28 fevereiro 2017

MARÇO [Maria Amélia Mano]


Maria Amélia Mano

            São 40 anos no mesmo território e veio a remoção. Nem todos foram de início. Burocracias, documentos, cadastros, desmembramentos em novas uniões, separações e novas configurações. Mais de 10 anos cadastrando sem saber que a vida pode mudar em 10 meses. 

            E veio a primeira leva de moradores, a segunda, a terceira. Mais uma. Demora de três anos para remover as 200 famílias restantes. Território antigo já no abandono e em novas lutas por visibilidade e cuidado. Território novo se reconfigurando.
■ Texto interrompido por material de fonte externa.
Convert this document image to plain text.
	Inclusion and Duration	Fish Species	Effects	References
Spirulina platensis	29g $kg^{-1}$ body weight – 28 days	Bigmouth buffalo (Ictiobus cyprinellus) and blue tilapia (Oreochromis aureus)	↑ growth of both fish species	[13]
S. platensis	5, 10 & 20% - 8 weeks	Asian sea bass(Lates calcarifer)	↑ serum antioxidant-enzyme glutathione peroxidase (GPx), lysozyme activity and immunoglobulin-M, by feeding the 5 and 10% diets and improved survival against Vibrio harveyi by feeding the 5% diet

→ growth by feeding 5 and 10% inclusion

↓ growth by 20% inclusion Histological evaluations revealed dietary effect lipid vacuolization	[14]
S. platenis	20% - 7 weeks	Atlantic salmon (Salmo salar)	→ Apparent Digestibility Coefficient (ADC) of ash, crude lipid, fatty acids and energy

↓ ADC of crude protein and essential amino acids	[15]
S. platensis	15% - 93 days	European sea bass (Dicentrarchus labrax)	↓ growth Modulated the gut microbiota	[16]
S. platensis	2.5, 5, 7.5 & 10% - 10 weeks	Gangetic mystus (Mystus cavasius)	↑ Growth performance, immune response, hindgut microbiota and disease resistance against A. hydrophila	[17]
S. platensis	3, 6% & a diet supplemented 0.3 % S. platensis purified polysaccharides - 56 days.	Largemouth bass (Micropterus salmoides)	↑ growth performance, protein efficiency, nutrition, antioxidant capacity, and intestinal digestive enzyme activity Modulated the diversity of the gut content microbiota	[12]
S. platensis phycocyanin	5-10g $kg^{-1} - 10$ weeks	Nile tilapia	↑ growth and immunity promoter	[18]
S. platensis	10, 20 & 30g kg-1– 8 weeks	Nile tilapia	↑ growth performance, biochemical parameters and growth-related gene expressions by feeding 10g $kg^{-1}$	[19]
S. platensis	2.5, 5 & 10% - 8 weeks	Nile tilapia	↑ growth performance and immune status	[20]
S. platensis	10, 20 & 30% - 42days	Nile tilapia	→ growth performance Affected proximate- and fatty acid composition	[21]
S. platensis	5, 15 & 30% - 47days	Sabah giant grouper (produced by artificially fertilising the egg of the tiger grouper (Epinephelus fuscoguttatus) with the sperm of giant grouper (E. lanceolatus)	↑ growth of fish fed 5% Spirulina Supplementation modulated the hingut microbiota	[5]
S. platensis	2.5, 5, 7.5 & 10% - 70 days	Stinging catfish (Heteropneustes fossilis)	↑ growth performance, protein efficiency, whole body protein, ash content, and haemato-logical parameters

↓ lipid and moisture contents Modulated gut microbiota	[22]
            Mais burocracia. Espera. Um grupo de outras comunidades ocupa as casas em uma única noite. Desesperança após tanta espera. Ausência de respostas do poder público. E o povo vai ficando. Os de lá ficam lá. Os de cá permanecem: os legais e os "ilegais".

            Os que ocuparam. Estigmatizados, os invasores são os fora da lei. São os "culpados das violências, das desordens, de tudo. Chefia diz que não é pra vincular, cadastrar, que não é pra abrir prontuário. Tudo pode ser usado a favor deles, contra os "nossos" que lá ficaram, aguardando o que é "de direito".

            Mas tem gente doente, grávida que espera, criança que chora. Tem senhorinha que o filho comprou casa de invasor por cinco mil reais. Sim, já tem ocupante que vendeu. Já tem comércio. Piscina de plástico cheia de menino. Tem casal jovem e muito pobre que traz a filhinha com lesão na face. Criança com o sorriso mais lindo!

            Tem homem e enteado com olhar triste. Tem mãe que não tem dinheiro para levar filho com laringite à emergência. Chamo SAMU e torço que fique bem. Torço. Tem menina esperançosa que mora em barraco perto, tábuas com frestas. Filhinho pra criar sozinha. Ouviu dizer que tem casa vazia na invasão. Que tem gente que ajuda a ocupar.

            E ouço as histórias de quem está, de quem quer vir, de quem ocupou. Julgamentos cruéis e esperas, revoltas. Boatos e ameaças. Diz que vai ter grande aparato policial para retirada dos invasores. Que vai ser em março. Operação grande. Penso em todos. A senhorinha, a menininha de sorriso lindo, o homem e o menino de olhar triste, a menina solitária do barraco.

            Como não gostar? Como não se vincular? Não ter cadastro oficial na unidade não garante não ter afeto, não torcer que ninguém se machuque, que arrumem um abrigo para todos os cansaços, todos os sorrisos, todas as crianças, todos os sonhos, todas as esperanças, todos os medos, todos os outonos. Um abrigo. Um abrigo.